Prescott & Northwestern Railway Co. v. Brown

Wood, J.,

(after stating the facts.) 1. The question of negligence was submitted to the jury upon proper instructions, and there was evidence to support the verdict.

2. Appellees under the pleadings and proof had the right to open and close the argument. The burden of proof was upon them. Section 6137 of Kirby’s Digest provides that “allegations of value, or of amount of damage, sháll not be considered as true by the failure to controvert them.” It is held in Railway Company v. Taylor, 57 Ark. 136, that (quoting syllabus) “the right to open and close the argument abides with the plaintiff so long as he has anything to prove in order to recover a verdict for more than nominal damages.” The failure to controvert the value of the animal did not relieve appellee of the burden of proving it, in order to show the extent of his injury or damage. Derrick v. Cole, 60 Ark. 394; Springfield & Memphis Ry. Co. v. Rhea, 44 Ark. 258.

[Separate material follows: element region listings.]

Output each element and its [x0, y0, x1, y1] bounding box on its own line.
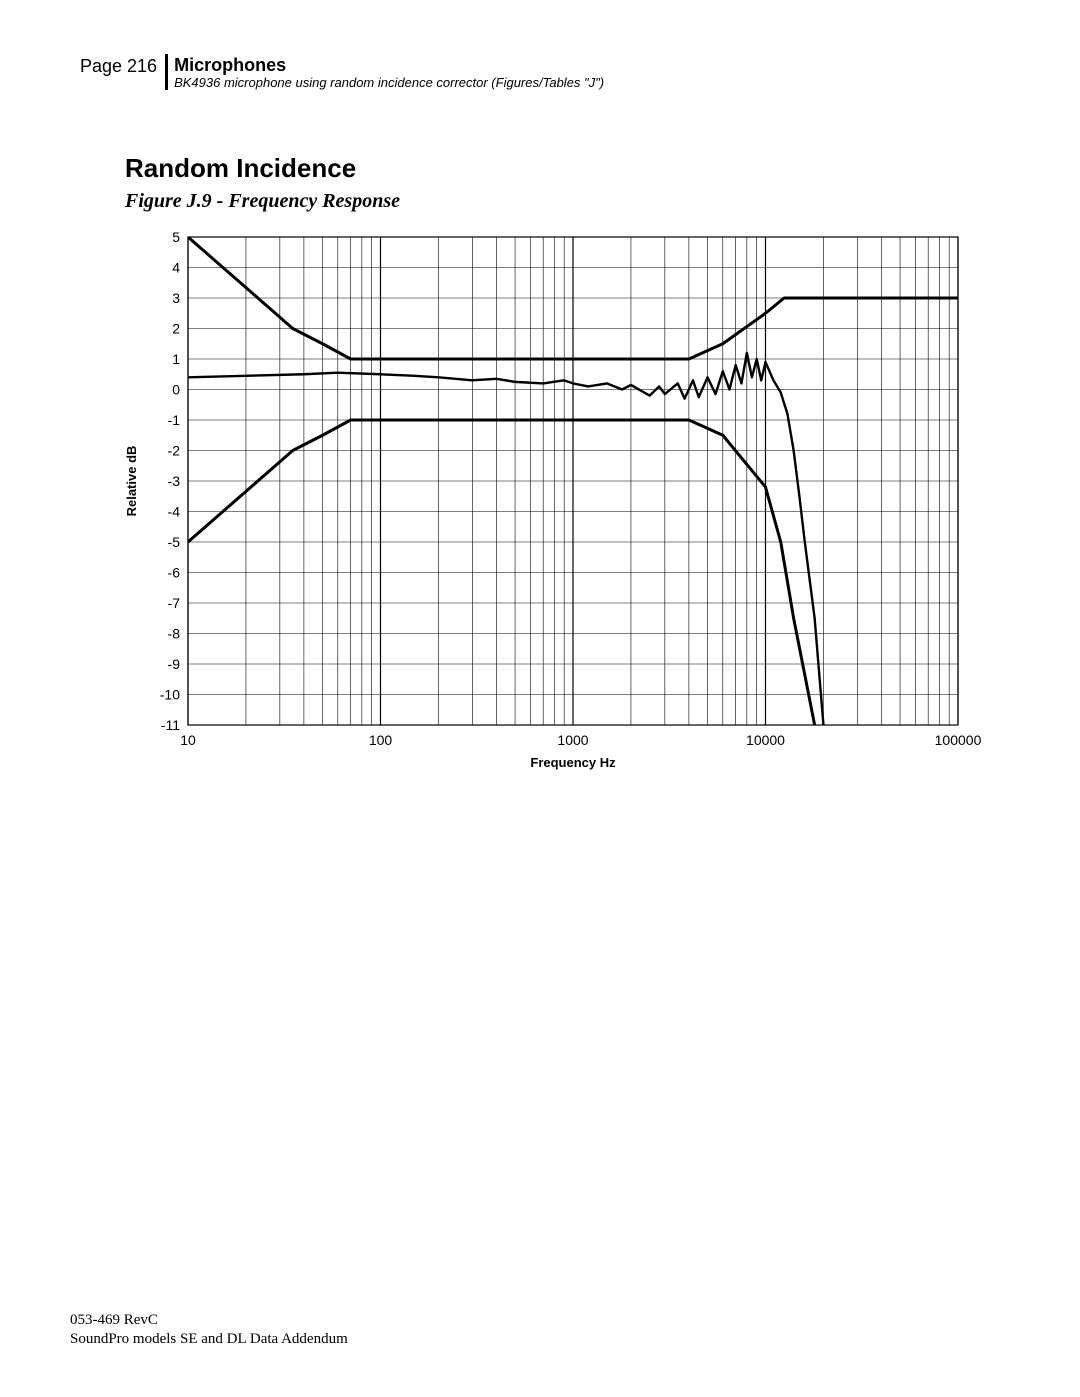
svg-text:100: 100 [369, 732, 393, 748]
svg-text:-8: -8 [168, 626, 181, 642]
header-divider [165, 54, 168, 90]
svg-text:-9: -9 [168, 656, 181, 672]
svg-text:10000: 10000 [746, 732, 785, 748]
svg-text:-6: -6 [168, 565, 181, 581]
section-title: Random Incidence [125, 153, 1015, 184]
svg-text:-1: -1 [168, 412, 181, 428]
svg-text:4: 4 [172, 260, 180, 276]
header-subtitle: BK4936 microphone using random incidence… [174, 75, 604, 91]
page: Page 216 Microphones BK4936 microphone u… [0, 0, 1080, 1397]
svg-text:0: 0 [172, 382, 180, 398]
header-texts: Microphones BK4936 microphone using rand… [174, 55, 604, 91]
svg-text:10: 10 [180, 732, 196, 748]
page-header: Page 216 Microphones BK4936 microphone u… [80, 55, 1015, 91]
svg-text:1: 1 [172, 351, 180, 367]
svg-text:100000: 100000 [935, 732, 982, 748]
footer-line-1: 053-469 RevC [70, 1311, 348, 1330]
footer-line-2: SoundPro models SE and DL Data Addendum [70, 1330, 348, 1349]
svg-text:Frequency Hz: Frequency Hz [530, 755, 616, 770]
page-footer: 053-469 RevC SoundPro models SE and DL D… [70, 1311, 348, 1349]
header-title: Microphones [174, 55, 604, 75]
svg-text:-3: -3 [168, 473, 181, 489]
frequency-response-chart: -11-10-9-8-7-6-5-4-3-2-10123451010010001… [110, 227, 1015, 787]
svg-text:-5: -5 [168, 534, 181, 550]
svg-text:-10: -10 [160, 687, 180, 703]
svg-text:-2: -2 [168, 443, 181, 459]
svg-text:Relative dB: Relative dB [124, 446, 139, 517]
svg-text:-11: -11 [161, 717, 180, 733]
svg-text:2: 2 [172, 321, 180, 337]
svg-text:-7: -7 [168, 595, 181, 611]
page-number: Page 216 [80, 55, 165, 77]
svg-text:5: 5 [172, 229, 180, 245]
chart-svg: -11-10-9-8-7-6-5-4-3-2-10123451010010001… [110, 227, 990, 787]
svg-text:1000: 1000 [557, 732, 588, 748]
figure-caption: Figure J.9 - Frequency Response [125, 190, 1015, 213]
svg-text:-4: -4 [168, 504, 181, 520]
svg-text:3: 3 [172, 290, 180, 306]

3. It is urged that the court ignored the doctrine of contributory negligence in refusing to grant appellant’s request for instruction No. 3*, and in failing to mention it in the instructions given. There is nothing in the evidence to warrant an instruction upon the subject. The fact that one of the appellees on one occasion some time prior to the killing (just when it is not shown) was seen riding the mule that was killed along the track of the railroad for some distance at the place where the mule was killed would not even tend to establish contributory negligence. Yet this was all the evidence upon which appellant predicated its request for instruction No. 3. We are unable to see how riding the mule one time along appellant’s railroad fifty yards at the place where it was afterwards killed would tend to establish contributory negligence in appellees at the time of the killing. The idea is far-fetched.

4. Appellant claims that it was error to charge -the jury that the burden was upon it to show that it kept a lookout for stock upon the track, and contends that it was not the duty of the appellant to keep a lookout for stock, under the decision of this court in Memphis & Little Rock Ry. Co. v. Kerr, 52 Ark. 162. That case was decided at the May term, 1889. In April, 1901, the Legislature passed the “lookout” statute. Kirby’s Dig. § 6607. Since then it has been the duty of railroads to keep a lookout for property on their tracks, and in case of injury to such property the burden is upon the railroad to show that the lookout was kept in order to absolve them from the charge of negligence in failing to keep such lookout. Railway Company v. Taylor, 57 Ark. 136; St. Louis Southwestern Ry. Co. v. Russell, 62 Ark. 182; St. Louis Southwestern Ry. Co. v. Russell,, 64 Ark. 236; St. Louis, I. M. & S. Ry. Co. v. Pritchett, 66 Ark. 46.

There was no error. Affirm.

Appellant's request for instruction No. 3, which was refused, was as follows:

“3. The jury are instructed that no one has the right to ride on or along the roadbed of a railway, and that every one so riding is a trespasser: and if in this case the jury believe from the evidence that the plaintiff, R. Fultz, by frequently riding the mule in question on and along defendant's roadbed, so accustomed said mule to travel ou said roadbed that when it got loose it naturally took the roadbed, instead of the other route, then the plaintiff will be guilty of contributory negligence, and you will find for the de« f endant."